O tarihlerde sosyal medya kullanıcısı olmadığım için arkadaşlarımdan Hocanın sosyal medyada paylaştığı bütün yazılarını bana ulaştırmalarını istemiştim. Sonradan bir kısmı kitaplaştırılan o güzel yazıları takip ederdim. Gezdiği, gördüğü yerleri ve hissiyatını paylaşıyor, her vesileyle gençlere sesleniyordu.

Cumhurbaşkanlığı Hükümet Sistemi ile birlikte 21 Temmuz 2018 tarihli Resmi Gazetede Kültür ve Turizm Bakan Yardımcıları listesinde adımız birlikte yayınlanınca arayıp tebrik etme sırası bana gelmişti. Şantiye halini gördüğümüz Ulus’taki tarihi binada yan yana odalarda çalışmaya başladık. Akşamları uzun sohbetler etme imkânımız oldu. Birlikte katıldığımız toplantılarda hep yan yana oturmayı tercih ettik. O yine bulduğu her fırsatta gençlerle biraraya gelmek üzere Türkiye’nin dört bir yanına ama özellikle Doğu ve Güneydoğuya koşmaya devam ediyordu.

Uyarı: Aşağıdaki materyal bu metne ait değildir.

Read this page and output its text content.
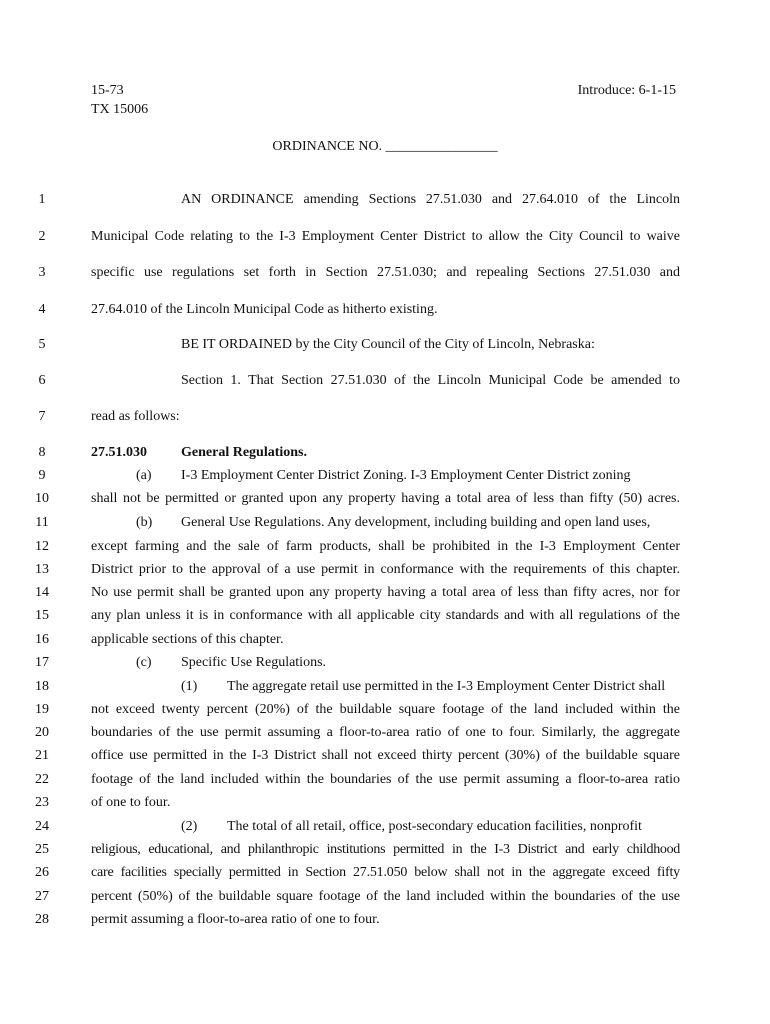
15-73
TX 15006
Introduce: 6-1-15
ORDINANCE NO. ________________
1
2
3
4
5
6
7
8
9
10
11
12
13
14
15
16
17
18
19
20
21
22
23
24
25
26
27
28
AN ORDINANCE amending Sections 27.51.030 and 27.64.010 of the Lincoln
Municipal Code relating to the I-3 Employment Center District to allow the City Council to waive
specific use regulations set forth in Section 27.51.030; and repealing Sections 27.51.030 and
27.64.010 of the Lincoln Municipal Code as hitherto existing.
BE IT ORDAINED by the City Council of the City of Lincoln, Nebraska:
Section 1. That Section 27.51.030 of the Lincoln Municipal Code be amended to
read as follows:
27.51.030 General Regulations.
(a) I-3 Employment Center District Zoning. I-3 Employment Center District zoning
shall not be permitted or granted upon any property having a total area of less than fifty (50) acres.
(b) General Use Regulations. Any development, including building and open land uses,
except farming and the sale of farm products, shall be prohibited in the I-3 Employment Center
District prior to the approval of a use permit in conformance with the requirements of this chapter.
No use permit shall be granted upon any property having a total area of less than fifty acres, nor for
any plan unless it is in conformance with all applicable city standards and with all regulations of the
applicable sections of this chapter.
(c) Specific Use Regulations.
(1) The aggregate retail use permitted in the I-3 Employment Center District shall
not exceed twenty percent (20%) of the buildable square footage of the land included within the
boundaries of the use permit assuming a floor-to-area ratio of one to four. Similarly, the aggregate
office use permitted in the I-3 District shall not exceed thirty percent (30%) of the buildable square
footage of the land included within the boundaries of the use permit assuming a floor-to-area ratio
of one to four.
(2) The total of all retail, office, post-secondary education facilities, nonprofit
religious, educational, and philanthropic institutions permitted in the I-3 District and early childhood
care facilities specially permitted in Section 27.51.050 below shall not in the aggregate exceed fifty
percent (50%) of the buildable square footage of the land included within the boundaries of the use
permit assuming a floor-to-area ratio of one to four.
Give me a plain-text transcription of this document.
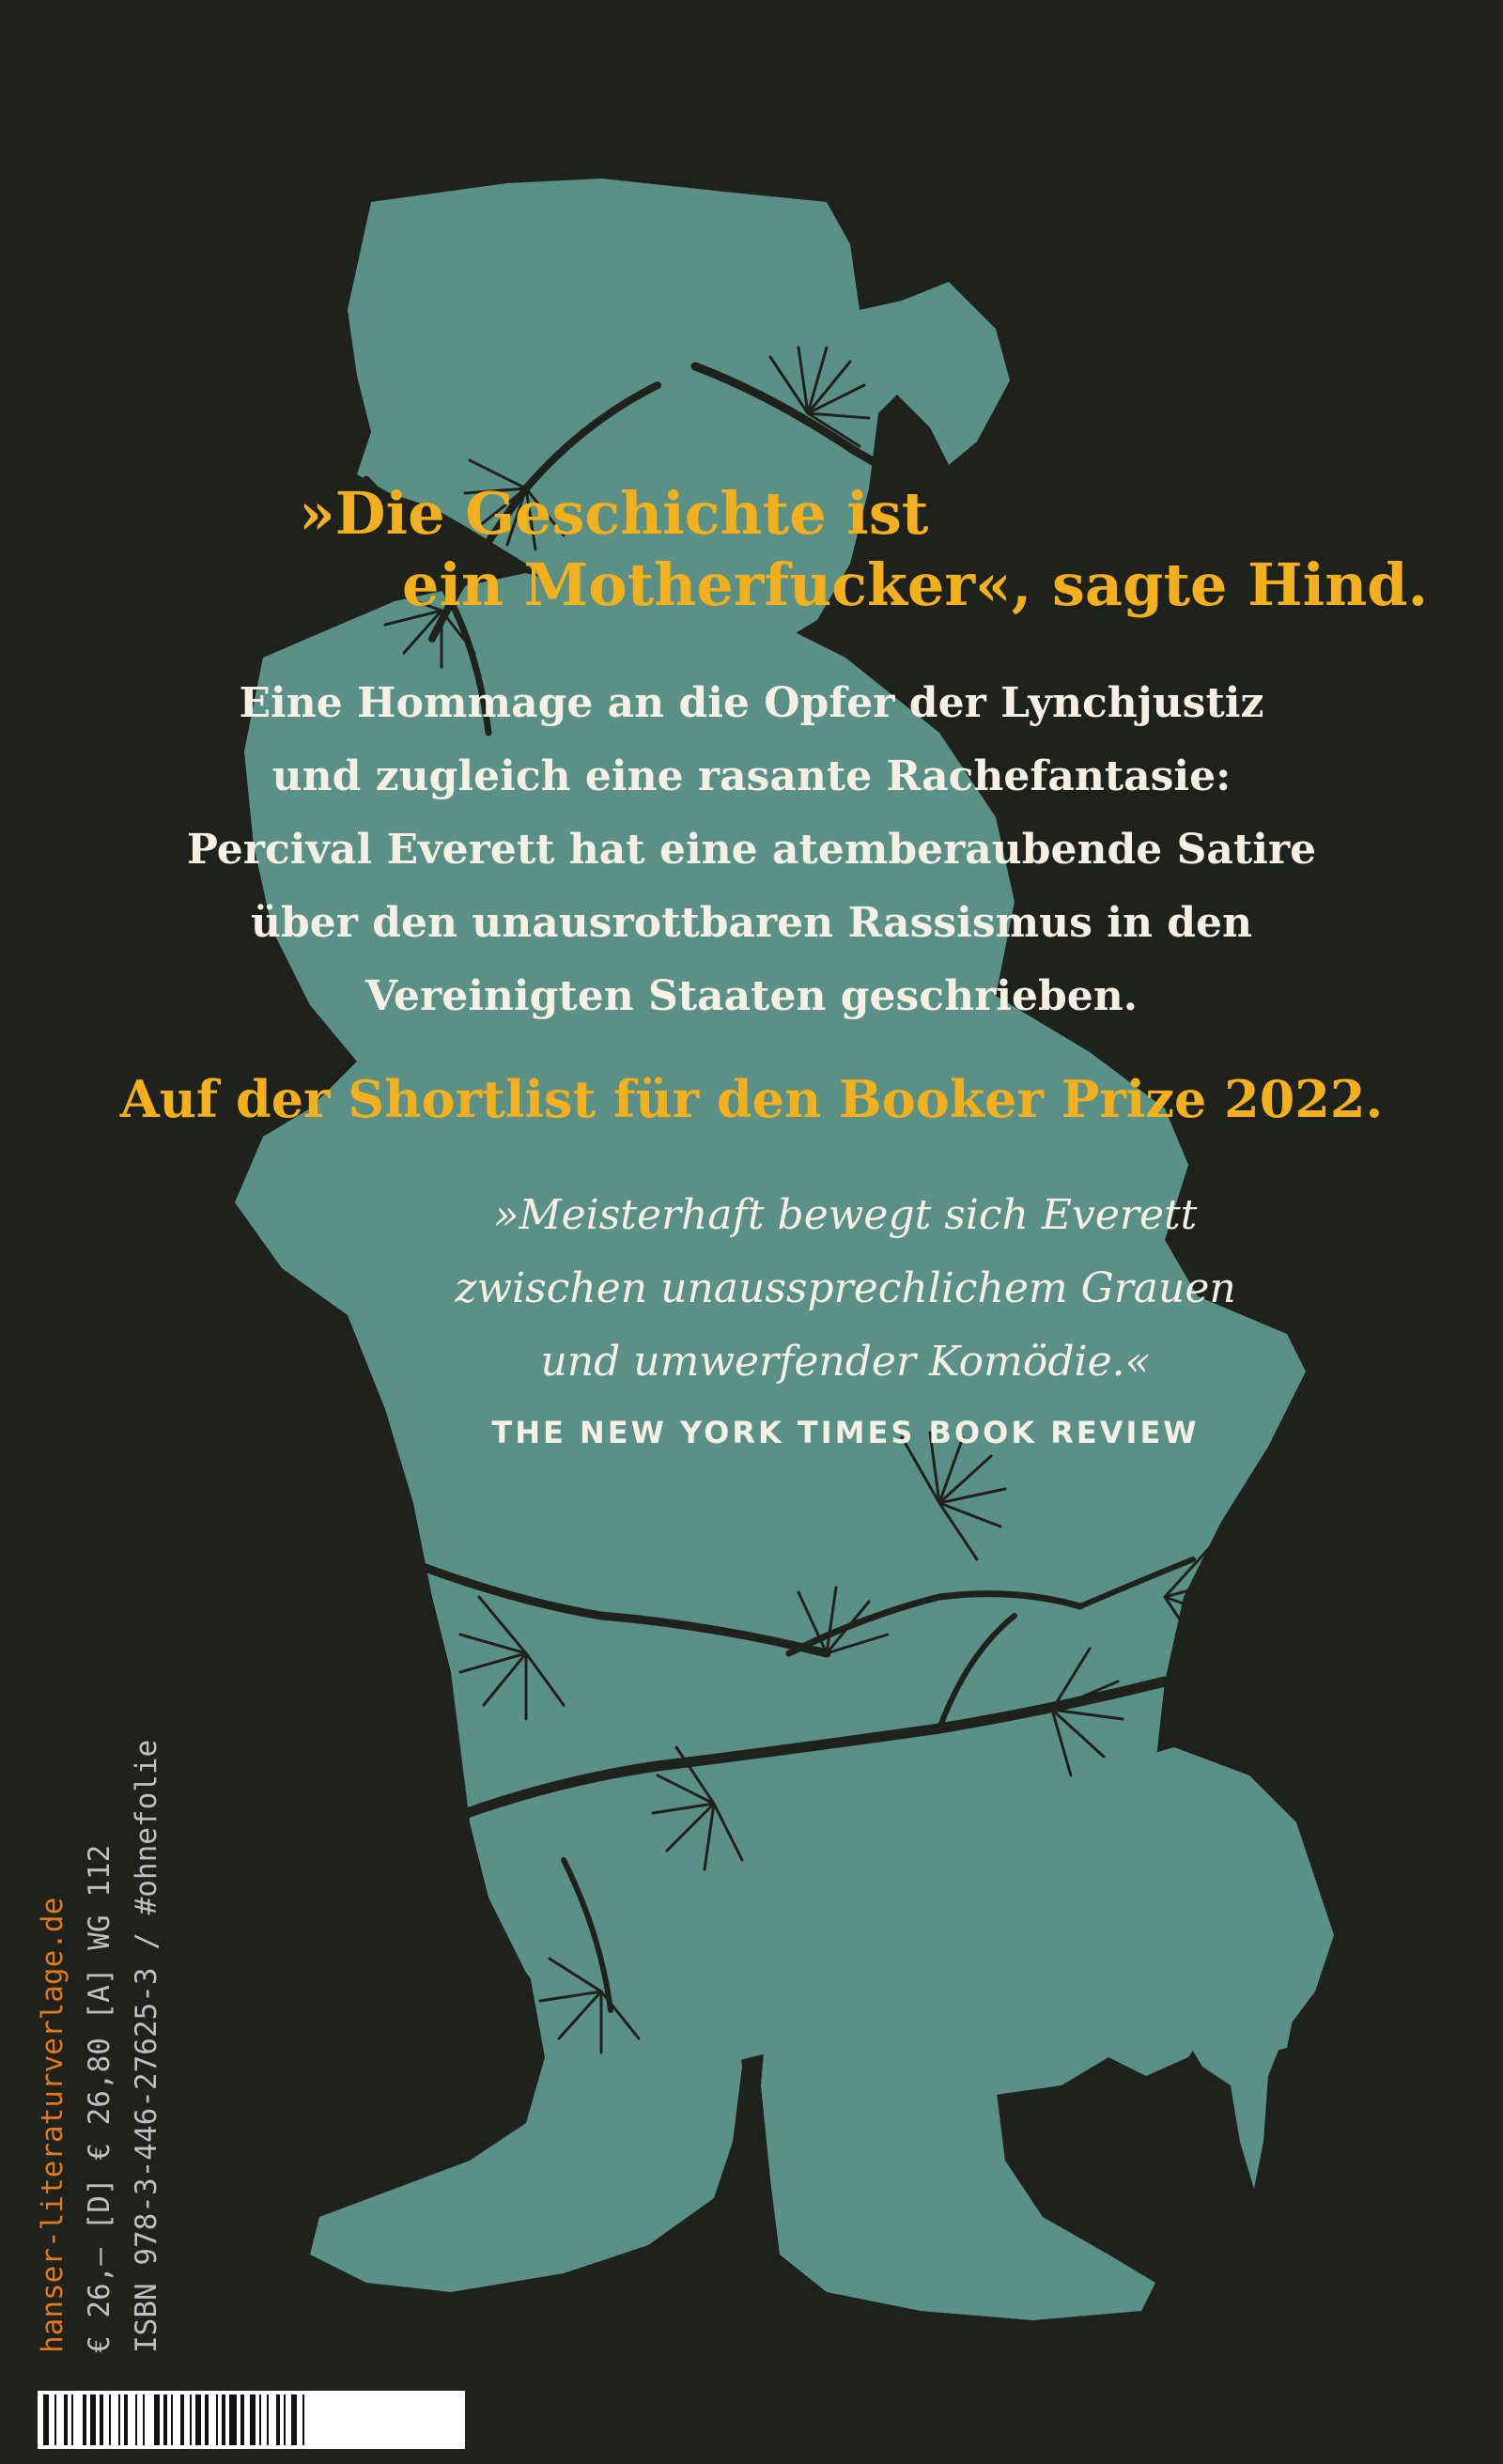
»Die Geschichte ist
ein Motherfucker«, sagte Hind.
Eine Hommage an die Opfer der Lynchjustiz
und zugleich eine rasante Rachefantasie:
Percival Everett hat eine atemberaubende Satire
über den unausrottbaren Rassismus in den
Vereinigten Staaten geschrieben.
Auf der Shortlist für den Booker Prize 2022.
»Meisterhaft bewegt sich Everett
zwischen unaussprechlichem Grauen
und umwerfender Komödie.«
THE NEW YORK TIMES BOOK REVIEW
hanser-literaturverlage.de € 26,– [D] € 26,80 [A] WG 112 ISBN 978-3-446-27625-3 / #ohnefolie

Hoca bürokrat kökenli değildi ve bürokratik işlerden hoşlanmadığını gizlemezdi. Günlük hayatımızın parçası haline gelen işlerden sıkıldığını belli ederdi. Onun bütün hedefi daha çok gencimize, insanımıza ulaşıp heyecanını yaymaktı.

Değeri ne vakit anlaşılır?

Kasım 2018’de yeniden Zeytinburnu’na dönmem gündeme gelince bunu ilk paylaştıklarımdan biri Halûk Hoca oldu. Bakanlıktan ayrılmamı doğru bulmadı. Takip eden günlerde her vesileyle bunu tekrarladı. Ankara’da kalmam için epey uğraştığını vefatından sonra öğrendim. Bakan Yardımcılığından istifa ettiğim 30 Kasım 2018 günü Bakanlıkta en son Hoca ile vedalaştım ve o tarihi binanın kapısına kadar uğurladı. Merdivenlerde fotoğraf aldırdı. Bina şantiye halindeyken çektirdiğimiz fotoğraf ile uğurlarken çekilen fotoğrafı “Kadim dostum …” diye başlayan mesajla birlikte sosyal medyada paylaştı.

Adaylığımız ilan edilmeden önceki dönemde Zeytinburnu’nda ziyaret etti. Bakanlıktaki işleri konuştuk. Memleket meseleleri ile ilgili dertleştik. “Bir insanın değeri asıl görevden ayrıldıktan sonra anlaşılır” dedi. Bu söz ve teveccühle söylediği diğer sözler en kıymetli hatıralarım arasında şimdi. Bir daha yüzyüze görüşemeyeceğimizi nereden bilebilirdim!

3 Ağustos 2019 tarihli telefon görüşmemizde söylediği “Farkındayım, gecikiyorum. En kısa zamanda geleceğim.” cümleleri kulağımdaki son sözleri oldu.

Hoca bir İstanbul beyefendisi idi. İstanbul sevdamızın şekillenmesinde, derinleşmesinde büyük pay sahibidir. Cebinde taşıdığı tespihten kullandığı kelimelere, yeme içme adabından dostluğa, mimariden sanata, musikiden edebiyata, mezar taşı kitabesinden su kemerine, güzel ülkemizin bir köşesindeki leziz pınarına, çağlayan derelerine, rüzgârla uğuldayan tepelerine, karlı dağlarına kadar her inceliğe dikkat çekti. Tabiatı ve tarihi sevdi, sevdirmeye çalıştı.

Dünya nöbetini tamamladı

En heyecanla yaptığı iş gençlerle konuşmaktı. Bu memleketin çocuklarını kurtlara kaptırmamak için mücadele etmeyi, onlara millet-memleket sevdası aşılamayı kutsal bir görev saydı ve ömrünü buna adadı. Ve gıpta edilesi bir biçimde yine bu görevi ifa ederken dünya nöbetini tamamladı.

Türkiye, ardında doldurulamayacak bir boşluk bırakarak giden Halûk Hocasını, Sayın Cumhurbaşkanımızın en önde olduğu büyük bir kalabalıkla uğurladı. Ölüm yıldönümünde rahmetle, minnetle anıyorum.